Day 3: Construction Career Classification
Lesson Overview
| Time | 50 minutes |
| Objectives | Classify 5 construction careers as high-skill, high-wage, and/or high-demand using labor market data from H&L and BLS |
| TEKS | d(5)(B), d(5)(A), d(2)(A) |
| Deliverable | Completed Construction Career Classification worksheet (5 careers with evidence) |
| Materials | Chromebooks, H&L accounts, BLS OOH, printed Construction Career Classification worksheet, projector |
Warm-Up (5 min)
WARM-UP: What does it mean when we say a career is "high-demand"? Define it in your own words. Then give one example of a career you think is high-demand right now.

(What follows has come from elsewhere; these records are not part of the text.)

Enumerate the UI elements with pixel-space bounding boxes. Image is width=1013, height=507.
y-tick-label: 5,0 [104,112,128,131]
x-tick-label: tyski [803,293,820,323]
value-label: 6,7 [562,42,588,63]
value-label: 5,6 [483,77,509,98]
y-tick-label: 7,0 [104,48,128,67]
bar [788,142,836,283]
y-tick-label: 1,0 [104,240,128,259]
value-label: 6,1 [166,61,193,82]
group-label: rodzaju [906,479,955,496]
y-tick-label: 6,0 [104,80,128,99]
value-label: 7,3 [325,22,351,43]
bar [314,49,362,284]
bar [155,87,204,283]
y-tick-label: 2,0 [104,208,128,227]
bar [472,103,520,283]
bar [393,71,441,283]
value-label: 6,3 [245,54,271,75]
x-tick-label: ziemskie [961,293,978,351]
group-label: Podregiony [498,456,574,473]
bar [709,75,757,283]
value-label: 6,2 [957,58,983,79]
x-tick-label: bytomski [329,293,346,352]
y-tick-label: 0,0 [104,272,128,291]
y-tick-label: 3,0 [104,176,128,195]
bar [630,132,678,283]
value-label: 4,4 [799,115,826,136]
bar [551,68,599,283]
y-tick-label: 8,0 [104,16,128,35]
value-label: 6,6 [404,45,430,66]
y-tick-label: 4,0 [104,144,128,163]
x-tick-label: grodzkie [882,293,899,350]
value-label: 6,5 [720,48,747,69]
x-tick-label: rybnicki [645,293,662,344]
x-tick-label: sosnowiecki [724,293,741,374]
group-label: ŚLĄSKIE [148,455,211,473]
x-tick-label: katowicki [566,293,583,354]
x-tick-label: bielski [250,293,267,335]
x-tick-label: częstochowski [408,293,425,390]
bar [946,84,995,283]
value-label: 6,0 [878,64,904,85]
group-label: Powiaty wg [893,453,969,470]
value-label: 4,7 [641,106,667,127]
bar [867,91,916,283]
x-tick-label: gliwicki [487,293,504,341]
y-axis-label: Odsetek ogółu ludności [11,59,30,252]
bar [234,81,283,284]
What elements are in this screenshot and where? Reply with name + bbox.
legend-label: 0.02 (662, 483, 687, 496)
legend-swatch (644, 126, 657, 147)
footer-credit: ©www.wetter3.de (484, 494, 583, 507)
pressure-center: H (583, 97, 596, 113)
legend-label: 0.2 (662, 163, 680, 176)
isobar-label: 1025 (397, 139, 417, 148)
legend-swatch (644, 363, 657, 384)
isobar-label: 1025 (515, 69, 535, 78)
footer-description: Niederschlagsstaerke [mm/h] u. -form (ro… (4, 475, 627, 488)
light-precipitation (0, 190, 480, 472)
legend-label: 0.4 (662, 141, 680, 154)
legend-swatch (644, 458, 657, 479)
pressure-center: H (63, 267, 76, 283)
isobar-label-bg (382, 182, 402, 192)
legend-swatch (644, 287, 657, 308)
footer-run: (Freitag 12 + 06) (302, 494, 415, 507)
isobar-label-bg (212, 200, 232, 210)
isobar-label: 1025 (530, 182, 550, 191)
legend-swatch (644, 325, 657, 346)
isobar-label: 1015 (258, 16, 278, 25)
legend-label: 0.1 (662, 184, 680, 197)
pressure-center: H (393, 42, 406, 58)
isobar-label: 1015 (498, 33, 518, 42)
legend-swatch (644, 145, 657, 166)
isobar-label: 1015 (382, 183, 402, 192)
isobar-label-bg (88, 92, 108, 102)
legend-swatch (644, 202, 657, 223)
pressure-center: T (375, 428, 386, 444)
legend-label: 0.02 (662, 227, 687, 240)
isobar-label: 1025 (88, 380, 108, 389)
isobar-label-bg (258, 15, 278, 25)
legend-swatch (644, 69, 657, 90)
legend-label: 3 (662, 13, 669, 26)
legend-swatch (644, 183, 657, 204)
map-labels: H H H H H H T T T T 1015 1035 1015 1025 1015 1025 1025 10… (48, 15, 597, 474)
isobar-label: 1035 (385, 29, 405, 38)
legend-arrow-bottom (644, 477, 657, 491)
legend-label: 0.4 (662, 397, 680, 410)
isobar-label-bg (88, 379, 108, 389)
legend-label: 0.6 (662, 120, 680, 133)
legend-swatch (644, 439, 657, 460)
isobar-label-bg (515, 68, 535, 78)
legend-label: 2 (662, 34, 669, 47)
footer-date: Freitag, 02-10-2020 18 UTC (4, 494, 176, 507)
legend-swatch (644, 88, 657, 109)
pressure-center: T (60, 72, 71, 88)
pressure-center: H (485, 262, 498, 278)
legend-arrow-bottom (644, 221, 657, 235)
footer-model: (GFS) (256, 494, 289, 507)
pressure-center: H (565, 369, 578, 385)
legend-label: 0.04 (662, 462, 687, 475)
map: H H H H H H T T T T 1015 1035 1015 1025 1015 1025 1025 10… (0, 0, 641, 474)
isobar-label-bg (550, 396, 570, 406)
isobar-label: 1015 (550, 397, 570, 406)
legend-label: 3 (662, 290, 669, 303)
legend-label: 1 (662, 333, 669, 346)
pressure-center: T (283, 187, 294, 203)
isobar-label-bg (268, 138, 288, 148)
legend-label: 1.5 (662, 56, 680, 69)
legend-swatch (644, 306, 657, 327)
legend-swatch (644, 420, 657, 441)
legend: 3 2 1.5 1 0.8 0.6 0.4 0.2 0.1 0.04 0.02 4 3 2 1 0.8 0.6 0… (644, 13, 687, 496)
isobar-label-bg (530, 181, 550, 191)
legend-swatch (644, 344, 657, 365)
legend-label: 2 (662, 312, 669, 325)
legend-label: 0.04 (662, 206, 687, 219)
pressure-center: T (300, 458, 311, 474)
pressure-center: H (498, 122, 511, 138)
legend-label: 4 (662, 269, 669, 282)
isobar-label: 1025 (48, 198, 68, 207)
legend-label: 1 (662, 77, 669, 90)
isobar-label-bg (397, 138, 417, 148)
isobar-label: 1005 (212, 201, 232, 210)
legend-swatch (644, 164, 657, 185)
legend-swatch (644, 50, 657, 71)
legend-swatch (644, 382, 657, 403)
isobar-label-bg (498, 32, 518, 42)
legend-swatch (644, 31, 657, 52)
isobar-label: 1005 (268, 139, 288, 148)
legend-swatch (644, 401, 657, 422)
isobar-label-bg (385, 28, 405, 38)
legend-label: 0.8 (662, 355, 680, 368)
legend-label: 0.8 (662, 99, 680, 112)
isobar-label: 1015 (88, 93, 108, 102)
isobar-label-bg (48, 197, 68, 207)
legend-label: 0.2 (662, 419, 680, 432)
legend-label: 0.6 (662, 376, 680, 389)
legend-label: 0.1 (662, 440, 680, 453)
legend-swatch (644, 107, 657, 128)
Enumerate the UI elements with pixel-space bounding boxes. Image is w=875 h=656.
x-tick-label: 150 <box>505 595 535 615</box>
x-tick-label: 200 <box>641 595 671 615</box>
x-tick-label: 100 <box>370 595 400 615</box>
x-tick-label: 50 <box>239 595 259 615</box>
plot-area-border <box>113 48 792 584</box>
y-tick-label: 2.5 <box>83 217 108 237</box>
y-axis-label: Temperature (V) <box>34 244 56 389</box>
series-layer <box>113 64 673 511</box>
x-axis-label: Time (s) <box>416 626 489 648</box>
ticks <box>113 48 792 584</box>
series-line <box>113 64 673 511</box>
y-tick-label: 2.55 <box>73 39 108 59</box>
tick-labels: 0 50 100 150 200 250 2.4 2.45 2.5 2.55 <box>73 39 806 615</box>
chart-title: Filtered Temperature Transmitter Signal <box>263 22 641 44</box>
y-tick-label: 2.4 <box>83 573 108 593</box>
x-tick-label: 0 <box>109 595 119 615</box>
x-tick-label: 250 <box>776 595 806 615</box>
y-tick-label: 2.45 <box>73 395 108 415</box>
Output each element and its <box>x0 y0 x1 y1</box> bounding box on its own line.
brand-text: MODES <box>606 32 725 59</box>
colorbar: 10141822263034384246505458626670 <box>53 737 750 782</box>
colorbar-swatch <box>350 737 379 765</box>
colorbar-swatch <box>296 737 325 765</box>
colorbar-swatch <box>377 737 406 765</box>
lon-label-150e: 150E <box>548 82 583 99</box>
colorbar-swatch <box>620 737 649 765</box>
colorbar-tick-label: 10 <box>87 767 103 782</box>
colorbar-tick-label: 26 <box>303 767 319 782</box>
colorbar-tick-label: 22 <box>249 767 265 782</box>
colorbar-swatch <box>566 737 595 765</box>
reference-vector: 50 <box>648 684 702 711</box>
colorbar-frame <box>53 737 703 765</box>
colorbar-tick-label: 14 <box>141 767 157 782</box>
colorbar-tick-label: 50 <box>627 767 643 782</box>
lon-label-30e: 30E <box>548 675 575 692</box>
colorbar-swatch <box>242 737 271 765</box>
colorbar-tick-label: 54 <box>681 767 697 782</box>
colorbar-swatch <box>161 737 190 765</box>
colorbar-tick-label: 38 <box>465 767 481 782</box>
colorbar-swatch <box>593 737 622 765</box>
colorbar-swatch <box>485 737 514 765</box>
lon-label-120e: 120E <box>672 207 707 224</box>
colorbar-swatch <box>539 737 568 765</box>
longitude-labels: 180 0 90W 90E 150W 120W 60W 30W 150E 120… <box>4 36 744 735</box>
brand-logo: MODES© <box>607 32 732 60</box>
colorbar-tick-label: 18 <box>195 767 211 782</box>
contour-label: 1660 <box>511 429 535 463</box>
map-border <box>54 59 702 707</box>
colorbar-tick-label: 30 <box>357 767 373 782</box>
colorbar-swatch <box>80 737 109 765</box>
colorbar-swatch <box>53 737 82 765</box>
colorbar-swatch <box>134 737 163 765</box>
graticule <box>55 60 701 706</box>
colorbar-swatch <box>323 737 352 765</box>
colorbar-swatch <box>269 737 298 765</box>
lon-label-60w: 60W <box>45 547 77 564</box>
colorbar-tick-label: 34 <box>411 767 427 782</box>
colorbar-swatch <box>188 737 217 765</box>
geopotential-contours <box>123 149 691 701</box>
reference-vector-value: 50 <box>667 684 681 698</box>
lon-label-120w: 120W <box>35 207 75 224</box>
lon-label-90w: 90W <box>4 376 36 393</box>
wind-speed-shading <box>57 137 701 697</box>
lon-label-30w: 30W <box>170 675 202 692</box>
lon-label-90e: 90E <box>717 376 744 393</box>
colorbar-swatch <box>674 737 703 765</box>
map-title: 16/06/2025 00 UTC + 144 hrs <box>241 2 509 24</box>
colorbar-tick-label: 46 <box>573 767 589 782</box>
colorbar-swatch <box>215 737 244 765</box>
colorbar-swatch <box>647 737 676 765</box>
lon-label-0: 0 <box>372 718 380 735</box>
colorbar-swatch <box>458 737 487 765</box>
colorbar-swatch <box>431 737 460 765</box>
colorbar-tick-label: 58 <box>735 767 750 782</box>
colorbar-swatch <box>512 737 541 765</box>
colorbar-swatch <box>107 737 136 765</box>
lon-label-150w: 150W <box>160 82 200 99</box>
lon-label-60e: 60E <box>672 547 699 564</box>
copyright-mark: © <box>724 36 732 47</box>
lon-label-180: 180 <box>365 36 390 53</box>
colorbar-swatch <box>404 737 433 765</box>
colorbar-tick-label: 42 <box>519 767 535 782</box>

Collect 2-3 definitions. Push students toward a data-driven definition: A career where there are more job openings than qualified workers available to fill them. This is the working definition used by the Bureau of Labor Statistics and the Texas Workforce Commission.
Activity 1: Define the Classification Terms (8 min)
Walk through the three classification categories clearly before students start. Project the definitions:
- High-skill = The career requires significant training, specialized knowledge, or a credential that is hard to obtain quickly. Example: Master electrician.
- High-wage = Median DFW salary is above $50,000/year (the local living wage for a family is roughly that). Example: Construction Manager.
- High-demand = BLS projects job growth above average (usually 5%+ over 10 years) AND there are more openings than qualified workers in DFW. Example: Carpenter in DFW due to the construction boom.
A career can check one, two, or all three boxes. The most valuable careers for a young person to consider are the ones that are all three.
Facilitation Tip
Model one classification on the board using Electrician data before letting students work independently. Show how you cite specific BLS and H&L numbers as evidence, not just opinions.
Activity 2: Classification Worksheet (30 min)
Source: BLS OOH Construction section + H&L localized DFW salary data
Distribute the Construction Career Classification worksheet. Students classify 5 construction careers from this week's exploration:
- Carpenter
- Construction Manager
- Heavy Equipment Operator
- Mason or Ironworker
- A career of their choice from the A&C cluster
For each career, they fill in:
| Field | Source |
|---|---|
| Median DFW salary | H&L Hat profile |
| Education/training | H&L Hat profile + BLS OOH |
| BLS 10-year projected growth | BLS OOH |
| Is it high-skill? (Y/N + reason) | Your judgment with evidence |
| Is it high-wage? (Y/N + reason) | Salary above or below $50K |
| Is it high-demand? (Y/N + reason) | BLS growth + DFW job postings |
Students also pick one career and write a 3-sentence justification that classifies it with cited evidence. Example format: "A Construction Manager in DFW has a median salary of $98,000 (H&L), well above the $50,000 high-wage threshold. BLS projects 8% job growth over the next 10 years, faster than average. This career is all three: high-skill, high-wage, and high-demand."
Facilitation Tip
Some students will leave boxes blank if they cannot find data. Circulate and prompt: "What did you find on BLS? If you cannot find a number, estimate, but explain your reasoning." This pushes them to cite sources rather than guess.
Activity 3: Share Out (5 min)
Quick share: 3-4 volunteers share their "all three" career and their justification. This reinforces the data-driven method and exposes the whole class to different careers.
DOK 4: Which construction career would you recommend to someone who wants job security with minimal college debt? Use data from your worksheet to justify your recommendation.
Exit Ticket (2 min)
EXIT TICKET (Short Constructed Response) · Printable PDF:
- ONE construction career I classified as ALL THREE (high-skill + high-wage + high-demand):
Career: _____
-
Cite ONE specific data point for EACH classification:
-
HIGH-SKILL evidence (credential / education / years required): _____
-
HIGH-WAGE evidence (DFW median salary $): _____
-
HIGH-DEMAND evidence (BLS 10-year growth % OR DFW job postings): _____
-
Name ONE other classmate who had a DIFFERENT "all three" career. Whose was it and why?
Classmate's career: _____. In one sentence, why theirs fits all three:
(d(5)(A), d(5)(B))
Differentiation
- Support: Provide a pre-filled example row (Electrician) with all data cells complete so students see the format. They then fill in the other 4 career rows.
- Extension: Research which construction careers are NOT high-demand or high-wage. Why? What changed? (Examples: Elevator installer is high-wage but low-demand due to small total workforce.)
- ELL: Bilingual Classification worksheet with Spanish column headers. Pre-teach: High-Skill = Alta habilidad, High-Wage = Alto salario, High-Demand = Alta demanda. Numbers and percentages are language-accessible.